First off, your calculation for 9.8 W does not seem to be based on any actual physics. Check the units! I can't tell if you did $P=F\cdot m$ or $P=\frac{F}{m}$, but the result is either the nonsensical quantity of joule-kilogram per meter, or acceleration respectively.
A correct calculation based on keeping something aloft by propelling air downwards would be as follows. To keep something aloft, you need to expel mass downwards at a certain speed. The force to keep the object aloft is $$F=m_{object}g$$ The force generated by downwards momentum transfer is $$F=\dot{m}v$$ with $\dot{m}$ indicating mass flow (kilogram per second) of the air (not the mass of the object). The energy flow (power) required to impart this momentum on the airflow is $$ P=\frac{1}{2}\dot{m}v^2$$ Here we can draw an important conclusion. The power requirement is arbitrarily small, by increasing the mass flow and decreasing the downwards velocity. Immediately, you can see why helicopters have big rotors and airplane wings are so large: they want to affect as much air mass as possible for increased efficiency. Even flying faster increases lift efficiency (reduced induced drag) by affecting more air per unit of time.
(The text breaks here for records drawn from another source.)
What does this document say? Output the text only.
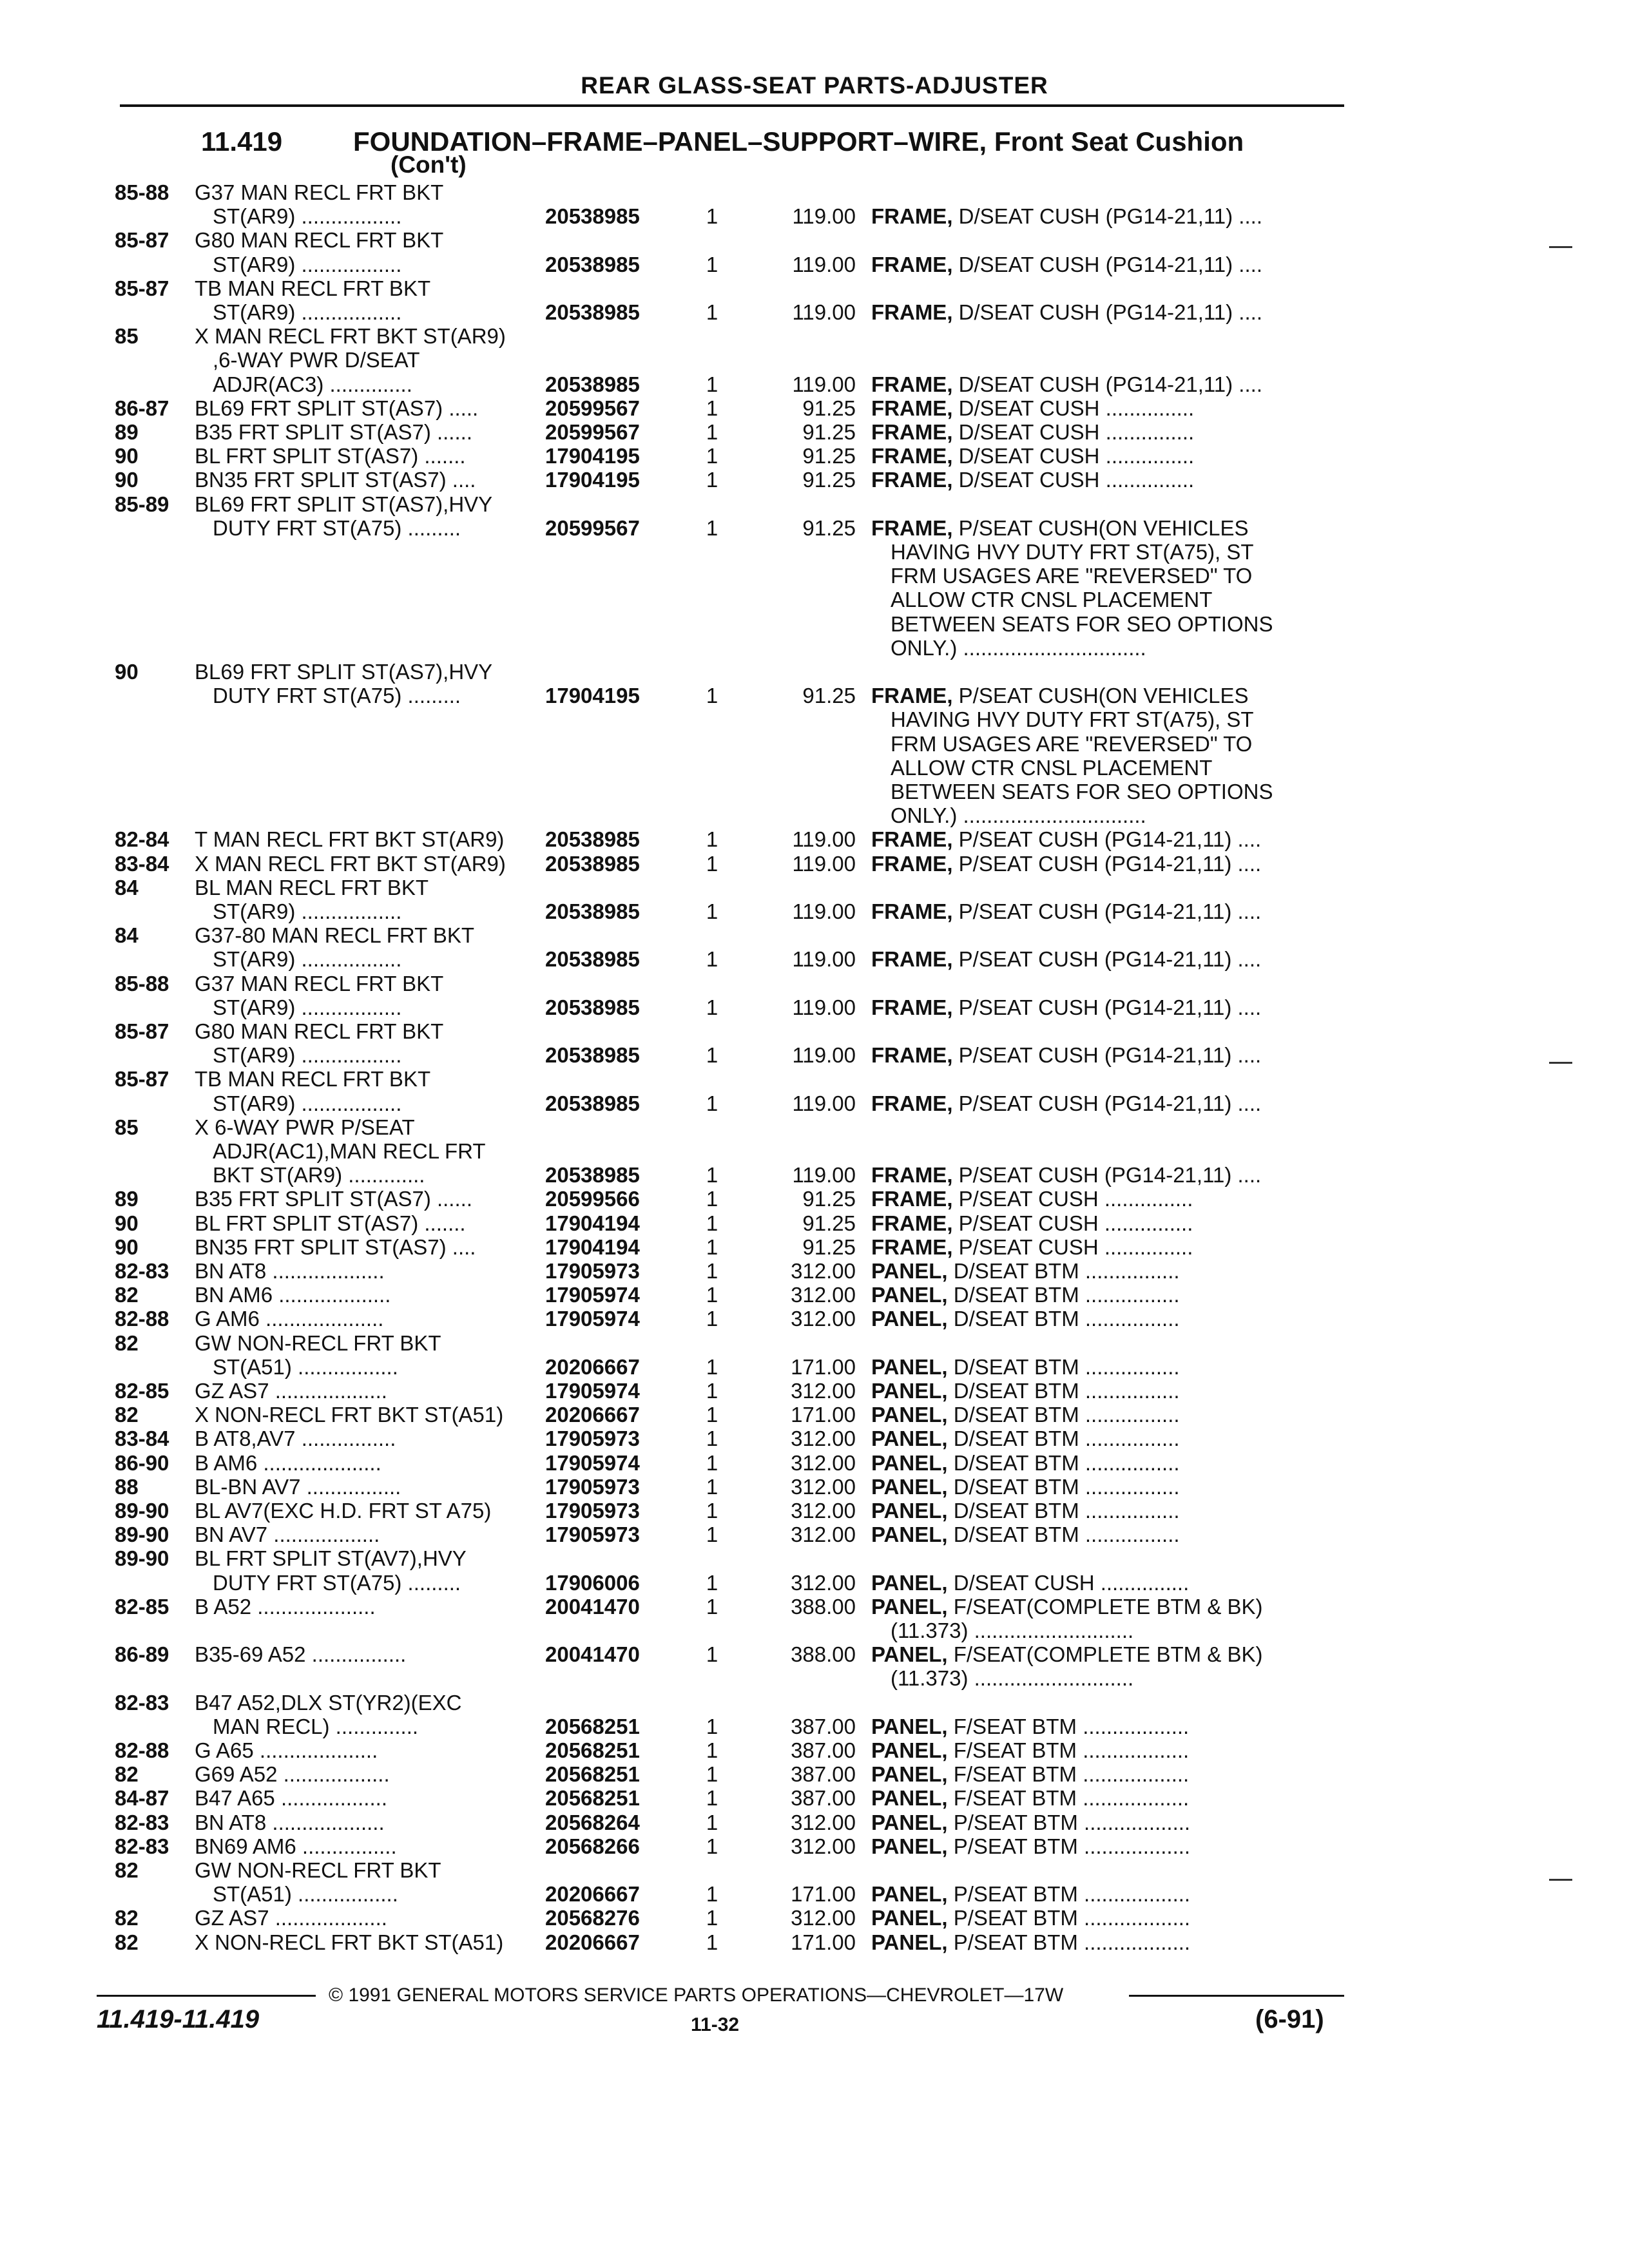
REAR GLASS-SEAT PARTS-ADJUSTER
11.419	FOUNDATION–FRAME–PANEL–SUPPORT–WIRE, Front Seat Cushion
(Con't)
85-88	G37 MAN RECL FRT BKT
ST(AR9) .................	20538985	1	119.00 FRAME, D/SEAT CUSH (PG14-21,11) ....
85-87	G80 MAN RECL FRT BKT
ST(AR9) .................	20538985	1	119.00 FRAME, D/SEAT CUSH (PG14-21,11) ....
85-87	TB MAN RECL FRT BKT
ST(AR9) .................	20538985	1	119.00 FRAME, D/SEAT CUSH (PG14-21,11) ....
85	X MAN RECL FRT BKT ST(AR9)
,6-WAY PWR D/SEAT
ADJR(AC3) ..............	20538985	1	119.00 FRAME, D/SEAT CUSH (PG14-21,11) ....
86-87	BL69 FRT SPLIT ST(AS7) .....	20599567	1	91.25 FRAME, D/SEAT CUSH ...............
89	B35 FRT SPLIT ST(AS7) ......	20599567	1	91.25 FRAME, D/SEAT CUSH ...............
90	BL FRT SPLIT ST(AS7) .......	17904195	1	91.25 FRAME, D/SEAT CUSH ...............
90	BN35 FRT SPLIT ST(AS7) ....	17904195	1	91.25 FRAME, D/SEAT CUSH ...............
85-89	BL69 FRT SPLIT ST(AS7),HVY
DUTY FRT ST(A75) .........	20599567	1	91.25 FRAME, P/SEAT CUSH(ON VEHICLES
HAVING HVY DUTY FRT ST(A75), ST
FRM USAGES ARE "REVERSED" TO
ALLOW CTR CNSL PLACEMENT
BETWEEN SEATS FOR SEO OPTIONS
ONLY.) ...............................
90	BL69 FRT SPLIT ST(AS7),HVY
DUTY FRT ST(A75) .........	17904195	1	91.25 FRAME, P/SEAT CUSH(ON VEHICLES
HAVING HVY DUTY FRT ST(A75), ST
FRM USAGES ARE "REVERSED" TO
ALLOW CTR CNSL PLACEMENT
BETWEEN SEATS FOR SEO OPTIONS
ONLY.) ...............................
82-84	T MAN RECL FRT BKT ST(AR9)	20538985	1	119.00 FRAME, P/SEAT CUSH (PG14-21,11) ....
83-84	X MAN RECL FRT BKT ST(AR9)	20538985	1	119.00 FRAME, P/SEAT CUSH (PG14-21,11) ....
84	BL MAN RECL FRT BKT
ST(AR9) .................	20538985	1	119.00 FRAME, P/SEAT CUSH (PG14-21,11) ....
84	G37-80 MAN RECL FRT BKT
ST(AR9) .................	20538985	1	119.00 FRAME, P/SEAT CUSH (PG14-21,11) ....
85-88	G37 MAN RECL FRT BKT
ST(AR9) .................	20538985	1	119.00 FRAME, P/SEAT CUSH (PG14-21,11) ....
85-87	G80 MAN RECL FRT BKT
ST(AR9) .................	20538985	1	119.00 FRAME, P/SEAT CUSH (PG14-21,11) ....
85-87	TB MAN RECL FRT BKT
ST(AR9) .................	20538985	1	119.00 FRAME, P/SEAT CUSH (PG14-21,11) ....
85	X 6-WAY PWR P/SEAT
ADJR(AC1),MAN RECL FRT
BKT ST(AR9) .............	20538985	1	119.00 FRAME, P/SEAT CUSH (PG14-21,11) ....
89	B35 FRT SPLIT ST(AS7) ......	20599566	1	91.25 FRAME, P/SEAT CUSH ...............
90	BL FRT SPLIT ST(AS7) .......	17904194	1	91.25 FRAME, P/SEAT CUSH ...............
90	BN35 FRT SPLIT ST(AS7) ....	17904194	1	91.25 FRAME, P/SEAT CUSH ...............
82-83	BN AT8 ...................	17905973	1	312.00 PANEL, D/SEAT BTM ................
82	BN AM6 ...................	17905974	1	312.00 PANEL, D/SEAT BTM ................
82-88	G AM6 ....................	17905974	1	312.00 PANEL, D/SEAT BTM ................
82	GW NON-RECL FRT BKT
ST(A51) .................	20206667	1	171.00 PANEL, D/SEAT BTM ................
82-85	GZ AS7 ...................	17905974	1	312.00 PANEL, D/SEAT BTM ................
82	X NON-RECL FRT BKT ST(A51)	20206667	1	171.00 PANEL, D/SEAT BTM ................
83-84	B AT8,AV7 ................	17905973	1	312.00 PANEL, D/SEAT BTM ................
86-90	B AM6 ....................	17905974	1	312.00 PANEL, D/SEAT BTM ................
88	BL-BN AV7 ................	17905973	1	312.00 PANEL, D/SEAT BTM ................
89-90	BL AV7(EXC H.D. FRT ST A75)	17905973	1	312.00 PANEL, D/SEAT BTM ................
89-90	BN AV7 ..................	17905973	1	312.00 PANEL, D/SEAT BTM ................
89-90	BL FRT SPLIT ST(AV7),HVY
DUTY FRT ST(A75) .........	17906006	1	312.00 PANEL, D/SEAT CUSH ...............
82-85	B A52 ....................	20041470	1	388.00 PANEL, F/SEAT(COMPLETE BTM & BK)
(11.373) ...........................
86-89	B35-69 A52 ................	20041470	1	388.00 PANEL, F/SEAT(COMPLETE BTM & BK)
(11.373) ...........................
82-83	B47 A52,DLX ST(YR2)(EXC
MAN RECL) ..............	20568251	1	387.00 PANEL, F/SEAT BTM ..................
82-88	G A65 ....................	20568251	1	387.00 PANEL, F/SEAT BTM ..................
82	G69 A52 ..................	20568251	1	387.00 PANEL, F/SEAT BTM ..................
84-87	B47 A65 ..................	20568251	1	387.00 PANEL, F/SEAT BTM ..................
82-83	BN AT8 ...................	20568264	1	312.00 PANEL, P/SEAT BTM ..................
82-83	BN69 AM6 ................	20568266	1	312.00 PANEL, P/SEAT BTM ..................
82	GW NON-RECL FRT BKT
ST(A51) .................	20206667	1	171.00 PANEL, P/SEAT BTM ..................
82	GZ AS7 ...................	20568276	1	312.00 PANEL, P/SEAT BTM ..................
82	X NON-RECL FRT BKT ST(A51)	20206667	1	171.00 PANEL, P/SEAT BTM ..................
© 1991 GENERAL MOTORS SERVICE PARTS OPERATIONS—CHEVROLET—17W
11.419-11.419	11-32	(6-91)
Of course, at some point other sources of drag will dominate.
The above calculations assume that force is purely generated by creating a downwards mass flow. This is not exact reality. For example, put your aircraft on the ground, and it does not sink through it even though no mass flow is created. When flying close to the ground, some of the airflow downwards creates a pressure due to hitting the ground below, which helps you keep aloft as well (this is called the ground effect). Other than that, viscosity plays a small role by generating a force opposite the downwards air movement (although viscosity is required for lift generation with an airfoil). However, to answer the main question: equating lift by how much air is moved is a very good approximation.
Let's finally address your idea of using a Bell nozzle. This is a nozzle that is used on supersonic propellants (the 'throat' of the nozzle marks the transition from subsonic to supersonic), and is used to increase the speed as much as possible. This is very inefficient in terms of energy, but since rockets need to carry all the propellant mass (whereas an airplane gets 'free' mass flow by travelling through air), and need extra propellant to carry that propellant up, speed wins instead of mass, and rocket engines are optimised for nozzle velocity.